Leistungsdruck, zu hohe Anforderungen, schlechtes Arbeitsklima: Bundesweit nimmt die Anzahl der durch psychische Erkrankungen bedingten Arbeitsausfälle rasant zu. Zu diesem Ergebnis kam ein am Montag veröffentlichter Langzeitvergleich.Nach Angaben des Bundesarbeitsministeriums gab es im Jahr 2001 deutschlandweit 33,6 Millionen Arbeitsunfähigkeitstage. Bis 20010 stieg die Zahl auf 53,5 Millionen, berichtete die „Frankfurter Rundschau“ am Montag. Der Anteil durch psychische Erkrankungen bedingter Fehltage ist demnach von 6,6 auf 13,1 Prozent gestiegen.

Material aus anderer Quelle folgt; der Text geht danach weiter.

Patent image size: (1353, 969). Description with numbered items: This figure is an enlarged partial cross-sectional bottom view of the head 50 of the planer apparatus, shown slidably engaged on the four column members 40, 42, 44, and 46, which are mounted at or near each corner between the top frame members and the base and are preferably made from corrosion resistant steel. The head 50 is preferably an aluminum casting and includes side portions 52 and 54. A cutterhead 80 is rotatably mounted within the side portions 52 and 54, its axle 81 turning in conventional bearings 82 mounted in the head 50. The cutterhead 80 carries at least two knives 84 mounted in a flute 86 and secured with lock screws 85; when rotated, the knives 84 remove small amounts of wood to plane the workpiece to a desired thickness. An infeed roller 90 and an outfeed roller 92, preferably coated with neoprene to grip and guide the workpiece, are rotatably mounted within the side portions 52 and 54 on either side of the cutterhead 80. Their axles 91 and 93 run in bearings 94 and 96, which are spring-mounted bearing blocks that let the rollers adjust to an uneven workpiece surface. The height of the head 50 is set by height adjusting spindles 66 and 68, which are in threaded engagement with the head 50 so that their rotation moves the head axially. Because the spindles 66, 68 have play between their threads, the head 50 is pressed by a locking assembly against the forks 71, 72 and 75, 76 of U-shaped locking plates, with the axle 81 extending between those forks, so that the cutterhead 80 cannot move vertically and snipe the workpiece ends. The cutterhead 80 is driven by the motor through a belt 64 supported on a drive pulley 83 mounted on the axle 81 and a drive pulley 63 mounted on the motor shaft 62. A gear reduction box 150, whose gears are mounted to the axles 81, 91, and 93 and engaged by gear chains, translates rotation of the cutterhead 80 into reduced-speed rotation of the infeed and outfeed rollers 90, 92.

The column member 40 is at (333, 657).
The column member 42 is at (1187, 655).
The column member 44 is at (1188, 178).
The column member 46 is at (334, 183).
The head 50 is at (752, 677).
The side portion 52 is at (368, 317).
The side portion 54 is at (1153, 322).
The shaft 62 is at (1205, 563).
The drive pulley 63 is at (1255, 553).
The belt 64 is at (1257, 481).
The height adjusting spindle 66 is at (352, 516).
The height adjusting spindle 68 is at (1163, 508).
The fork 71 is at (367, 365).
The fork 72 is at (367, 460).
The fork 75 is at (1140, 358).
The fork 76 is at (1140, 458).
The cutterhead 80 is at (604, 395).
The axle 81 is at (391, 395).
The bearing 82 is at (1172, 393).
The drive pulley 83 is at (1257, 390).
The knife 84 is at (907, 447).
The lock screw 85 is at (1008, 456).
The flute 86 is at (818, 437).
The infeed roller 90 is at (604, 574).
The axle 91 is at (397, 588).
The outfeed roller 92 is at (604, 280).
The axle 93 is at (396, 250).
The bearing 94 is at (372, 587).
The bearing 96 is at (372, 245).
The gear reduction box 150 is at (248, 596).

Frauen besonders gefährdet

Auslöser seien steigende Anforderungen, unsichere Beschäftigungsverhältnisse, hohe Eigenverantwortung und gestiegene Flexibilitäts-Anforderungen. Zudem müssten viele Leiharbeiter unter Rahmenbedingungen arbeiten, „die die Gesundheit negativ beeinflussen können“.

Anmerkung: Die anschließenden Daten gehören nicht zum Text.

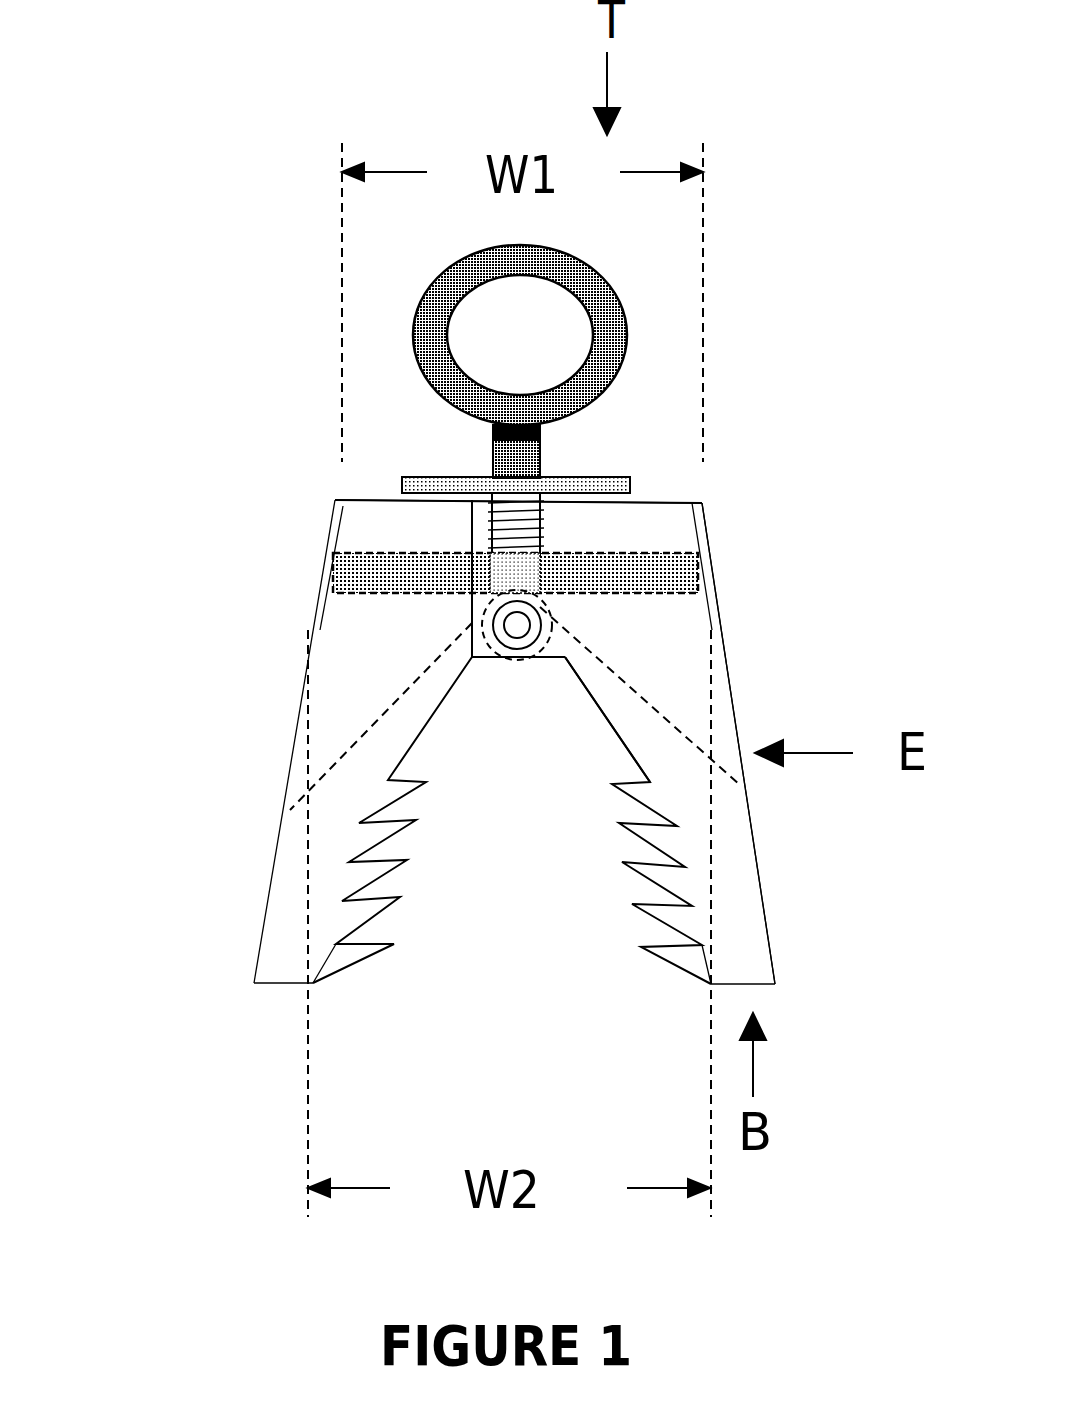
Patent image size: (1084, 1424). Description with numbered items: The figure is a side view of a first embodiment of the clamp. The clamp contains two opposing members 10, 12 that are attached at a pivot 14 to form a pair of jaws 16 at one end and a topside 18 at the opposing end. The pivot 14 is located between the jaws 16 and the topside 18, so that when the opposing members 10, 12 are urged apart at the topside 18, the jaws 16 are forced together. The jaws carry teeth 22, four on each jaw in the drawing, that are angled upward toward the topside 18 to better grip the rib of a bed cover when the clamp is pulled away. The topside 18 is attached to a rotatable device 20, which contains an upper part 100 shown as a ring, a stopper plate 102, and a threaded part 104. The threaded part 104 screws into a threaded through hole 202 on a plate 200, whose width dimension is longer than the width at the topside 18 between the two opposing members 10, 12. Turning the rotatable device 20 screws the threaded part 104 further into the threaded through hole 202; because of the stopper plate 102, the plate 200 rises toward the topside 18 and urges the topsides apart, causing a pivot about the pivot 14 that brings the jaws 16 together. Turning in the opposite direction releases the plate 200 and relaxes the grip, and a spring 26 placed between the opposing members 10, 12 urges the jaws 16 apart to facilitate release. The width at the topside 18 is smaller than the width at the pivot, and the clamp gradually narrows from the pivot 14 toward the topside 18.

The opposing member 10 is at (352, 665).
The opposing member 12 is at (672, 657).
The pivot 14 is at (520, 627).
The jaws 16 is at (521, 1034).
The topside 18 is at (367, 503).
The rotatable device 20 is at (741, 297).
The teeth 22 is at (393, 828).
The spring 26 is at (670, 727).
The upper part 100 is at (447, 348).
The stopper plate 102 is at (592, 477).
The threaded part 104 is at (537, 517).
The plate 200 is at (380, 570).
The threaded through hole 202 is at (513, 577).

Besonders häufig betroffen sind Frauen: Die Zahl der weiblichen Beschäftigten, die aufgrund psychischer Erkrankungen in die Erwerbsminderungsrente gingen, verdoppelte sich im Vergleich von 2000 zu 2010 auf rund 39.000.

Neue Gesetze erst bei breiterem Kenntnisstand

Für neue Gesetze sieht die Bundesregierung laut dem Bericht bisher keinen Bedarf. Es gelte zunächst, weitere Kenntnisse und Informationen einzuholen. Erst wenn man einen breiteren Wissens- und Kenntnisstand hätte, könne man entscheiden, ob konkrete Schutzmaßnahmen erlassen werden müssen.

Eine schnelle Reaktion fordert Linken-Bundestagsabgeordnete Jutta Krellman. Sie verlangt eine Anti-Stress-Verordnung sowie eine Eindämmung von Leiharbeit und befristeten Verträgen.